They say that breaking up is hard to do. Neil Sedaka even sang a song with that title that I cannot help but mentally sing as I write this post. But they got it wrong. Breaking up is actually quite easy to do. One person says they are done with the relationship and the other can choose to either walk away gracefully or get upset but in the end, it is done. Snap!
It’s the aftermath that sucks. The moving on. The picking up the pieces.
In my case, the moving on began immediately for him. He ended our relationship so he could have sex with a teenage girl. My already shattered self esteem took another hit…I am approaching 40. I had gained weight. I no longer felt sexy. Desired. Wanted. Adding further insult to this? He and I had literally just signed another year lease so we were stuck with each other. His plan was for the two of us to stay living together as roommates the remaining 11 months of the lease but go our separate ways when it was up for renewal. I swallowed whatever pride I still had and agreed. And secretly thought our breakup could not possibly last.
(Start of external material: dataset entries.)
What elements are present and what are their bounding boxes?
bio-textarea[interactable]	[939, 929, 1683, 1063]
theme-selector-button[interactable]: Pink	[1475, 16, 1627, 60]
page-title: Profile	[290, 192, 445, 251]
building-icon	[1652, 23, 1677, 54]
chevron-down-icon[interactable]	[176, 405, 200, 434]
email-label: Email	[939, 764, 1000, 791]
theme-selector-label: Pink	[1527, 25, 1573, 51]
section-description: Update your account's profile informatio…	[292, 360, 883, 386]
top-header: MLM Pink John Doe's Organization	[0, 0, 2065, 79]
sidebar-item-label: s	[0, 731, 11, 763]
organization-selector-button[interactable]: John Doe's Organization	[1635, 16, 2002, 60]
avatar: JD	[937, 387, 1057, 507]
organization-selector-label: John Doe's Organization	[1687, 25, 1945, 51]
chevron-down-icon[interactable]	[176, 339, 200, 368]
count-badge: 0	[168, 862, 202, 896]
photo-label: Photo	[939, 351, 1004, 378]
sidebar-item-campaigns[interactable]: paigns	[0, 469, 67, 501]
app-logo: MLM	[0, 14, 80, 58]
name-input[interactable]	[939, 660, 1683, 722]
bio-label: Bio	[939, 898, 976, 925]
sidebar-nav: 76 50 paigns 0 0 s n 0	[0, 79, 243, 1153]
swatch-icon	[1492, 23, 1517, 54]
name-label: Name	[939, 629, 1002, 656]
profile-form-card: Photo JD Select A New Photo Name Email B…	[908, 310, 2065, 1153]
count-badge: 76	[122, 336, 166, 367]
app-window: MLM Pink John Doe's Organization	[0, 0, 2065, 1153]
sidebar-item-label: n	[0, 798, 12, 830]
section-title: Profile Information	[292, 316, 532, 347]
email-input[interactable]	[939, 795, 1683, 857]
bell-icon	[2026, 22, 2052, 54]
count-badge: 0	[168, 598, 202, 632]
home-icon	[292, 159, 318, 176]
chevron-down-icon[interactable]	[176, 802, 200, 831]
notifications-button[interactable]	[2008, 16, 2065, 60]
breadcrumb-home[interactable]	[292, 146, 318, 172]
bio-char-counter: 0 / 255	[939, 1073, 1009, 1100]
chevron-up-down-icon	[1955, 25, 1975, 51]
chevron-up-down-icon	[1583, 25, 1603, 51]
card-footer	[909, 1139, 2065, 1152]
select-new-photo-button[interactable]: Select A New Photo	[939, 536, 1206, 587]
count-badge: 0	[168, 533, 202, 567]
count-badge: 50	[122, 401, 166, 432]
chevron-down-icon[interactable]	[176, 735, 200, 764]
But it did. And now it is time for me to finally move on. The year is up. I announced last night I was moving out. Moving away. A HUGE part of me hoped he would beg me to stay. That this year somehow proved to him that women his own age are better than teenagers still living at home. He didn’t. I shamelessly asked whether we would still hang out (I sill planned to come back to the city every now and then) but he gave a vague “maybe someday” answer that pretty well means that he and I will never see each other again. I could lie and say I wasn’t hurt. But I can’t. It hurt. And I think I am finally able to admit…heartbroken.
So…
Now, I am starting to pack my belongings and pick up the broken pieces of not only my heart but my pride. I found a place. It’s 800 miles from here. I am excited and sad at the same time. He barely speaks to me now. Looks at me with contempt. It hurts. I woke early this morning and stared at him while he slept. In my bed. Peacefully. I am strengthened with the knowledge he will soon be sleeping on the floor as the bed is mine and traveling with me. It is petty but I will take what I can get!
I long for a hug or a smile letting me know the last four years meant something. Ugh. Now, I am starting to cry…sheech! And maybe, someday he will realize it did. My hope is that he does before he commits to somebody else and learns.. .grows. Because despite everything, I want him to be happy.
And so I am finally…FINALLY…choosing to hold my head high and walk away gracefully.